GNU C inline asm is designed to not need data-movement instructions at the start/end of an asm
statement. Any time you write a mov
or fld
or something as the first instruction in inline asm, you're defeating the purpose of the constraint system. You should have just asked the compiler to put the data where you wanted it in the first place.
Also, writing new x87 code in 2016 is usually a waste of time. It's weird and a lot different from the normal way of doing FP math (scalar or vector instructions in xmm registers). You'll probably get better results by translating ancient asm code into pure C, if it was hand-tuned for very different microarchitectures, or doesn't take advantage of SSE instructions. If you do still want to write x87 code, then see the guide in the x86 tag wiki.
If you're trying to learn asm using GNU C inline asm, just don't. Pick any other way to learn asm, e.g. writing whole functions and calling them from C. See also the bottom of that answer for a collection of links to writing good GNU C inline asm.
There are special rules for x87 floating-point operands, because the x87 register stack isn't random-access. This makes inline-asm even more difficult to use than it already is for "normal" stuff. It also appears more difficult than normal to get optimal code.
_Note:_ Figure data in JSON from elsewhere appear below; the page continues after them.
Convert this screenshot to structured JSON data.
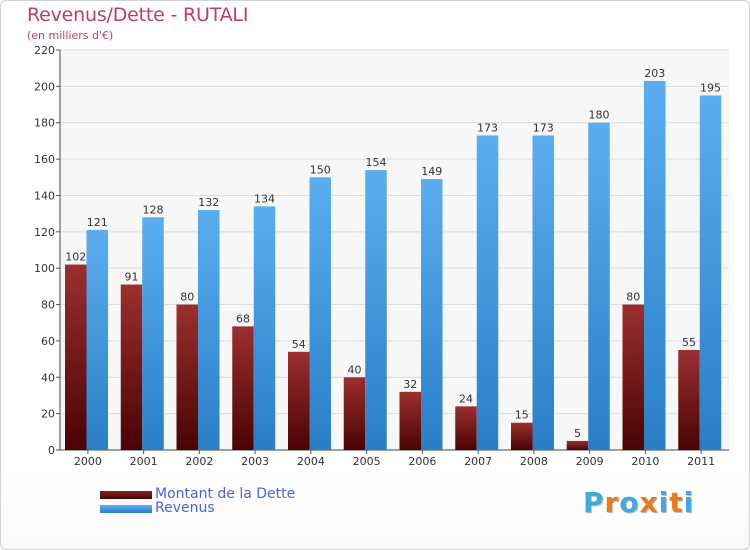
{
  "header": {
    "title": "Revenus/Dette - RUTALI",
    "subtitle": "(en milliers d'€)"
  },
  "chart_data": {
    "type": "bar",
    "title": "Revenus/Dette - RUTALI",
    "subtitle": "(en milliers d'€)",
    "xlabel": "",
    "ylabel": "",
    "ylim": [
      0,
      220
    ],
    "yticks": [
      0,
      20,
      40,
      60,
      80,
      100,
      120,
      140,
      160,
      180,
      200,
      220
    ],
    "grid": true,
    "legend_position": "bottom-left",
    "categories": [
      "2000",
      "2001",
      "2002",
      "2003",
      "2004",
      "2005",
      "2006",
      "2007",
      "2008",
      "2009",
      "2010",
      "2011"
    ],
    "series": [
      {
        "name": "Montant de la Dette",
        "color": "#7a1414",
        "values": [
          102,
          91,
          80,
          68,
          54,
          40,
          32,
          24,
          15,
          5,
          80,
          55
        ]
      },
      {
        "name": "Revenus",
        "color": "#4a9fe0",
        "values": [
          121,
          128,
          132,
          134,
          150,
          154,
          149,
          173,
          173,
          180,
          203,
          195
        ]
      }
    ]
  },
  "logo": {
    "letters": [
      "P",
      "r",
      "o",
      "x",
      "i",
      "t",
      "i"
    ],
    "colors": [
      "#3fa9e0",
      "#e9791f",
      "#3fa9e0",
      "#e9791f",
      "#3fa9e0",
      "#e9791f",
      "#3fa9e0"
    ]
  }
}
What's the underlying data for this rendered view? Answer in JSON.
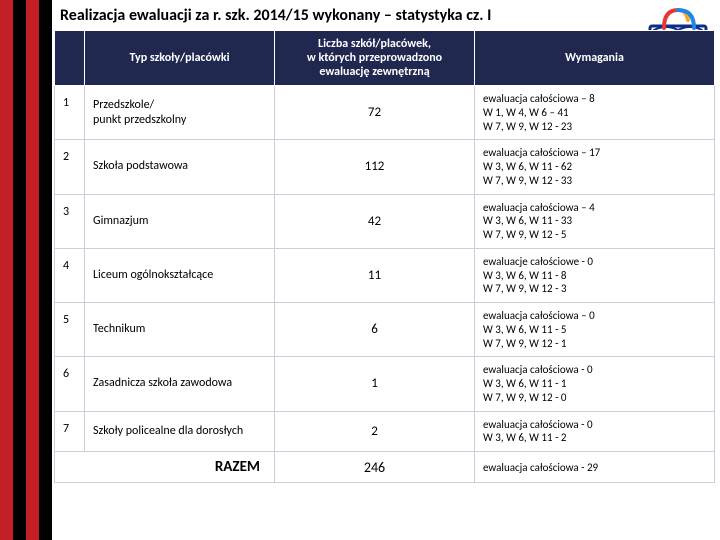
{
  "title": "Realizacja ewaluacji za r. szk. 2014/15 wykonany – statystyka cz. I",
  "stripes": [
    "#c41e26",
    "#000000",
    "#c41e26",
    "#000000"
  ],
  "logo": {
    "frame_color": "#0d2f8a",
    "pages_color": "#ffffff",
    "arcs": [
      "#e53935",
      "#f9a825",
      "#1e88e5"
    ]
  },
  "headers": {
    "col_num": "",
    "col_type": "Typ szkoły/placówki",
    "col_count": "Liczba szkół/placówek,\nw których przeprowadzono\newaluację zewnętrzną",
    "col_req": "Wymagania"
  },
  "rows": [
    {
      "n": "1",
      "type": "Przedszkole/\npunkt przedszkolny",
      "count": "72",
      "req": "ewaluacja całościowa – 8\nW 1, W 4, W 6 – 41\nW 7, W 9, W 12 - 23"
    },
    {
      "n": "2",
      "type": "Szkoła podstawowa",
      "count": "112",
      "req": "ewaluacja całościowa – 17\nW 3, W 6, W 11 - 62\nW 7, W 9, W 12 -  33"
    },
    {
      "n": "3",
      "type": "Gimnazjum",
      "count": "42",
      "req": "ewaluacja całościowa –  4\nW 3, W 6, W 11 - 33\nW 7, W 9, W 12 -  5"
    },
    {
      "n": "4",
      "type": "Liceum ogólnokształcące",
      "count": "11",
      "req": "ewaluacje całościowe - 0\nW 3, W 6, W 11 - 8\nW 7, W 9, W 12 -  3"
    },
    {
      "n": "5",
      "type": "Technikum",
      "count": "6",
      "req": "ewaluacja całościowa –  0\nW 3, W 6, W 11 - 5\nW 7, W 9, W 12 -  1"
    },
    {
      "n": "6",
      "type": "Zasadnicza szkoła zawodowa",
      "count": "1",
      "req": "ewaluacja całościowa -  0\nW 3, W 6, W 11 - 1\nW 7, W 9, W 12 -  0"
    },
    {
      "n": "7",
      "type": "Szkoły policealne dla dorosłych",
      "count": "2",
      "req": "ewaluacja całościowa -  0\nW 3, W 6, W 11 - 2"
    }
  ],
  "total": {
    "label": "RAZEM",
    "count": "246",
    "req": "ewaluacja całościowa -  29"
  }
}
In our case, we know we'll need one input operand on the top of the FP stack, and produce our result there. Asking the compiler to do this for us means we don't need any instructions beyond the fadd
.
asm (
"fadd %[num2]\n\t"
: "=t" (fsum) // t is the top of the register stack
: [num1] "%0" (num1), [num2] "f" (num2) // 0 means same reg as arg 0, and the % means they're commutative. gcc doesn't allow an input and output to both use "t" for somre reason. For integer regs, naming the same reg for an input and an output works, instead of using "0".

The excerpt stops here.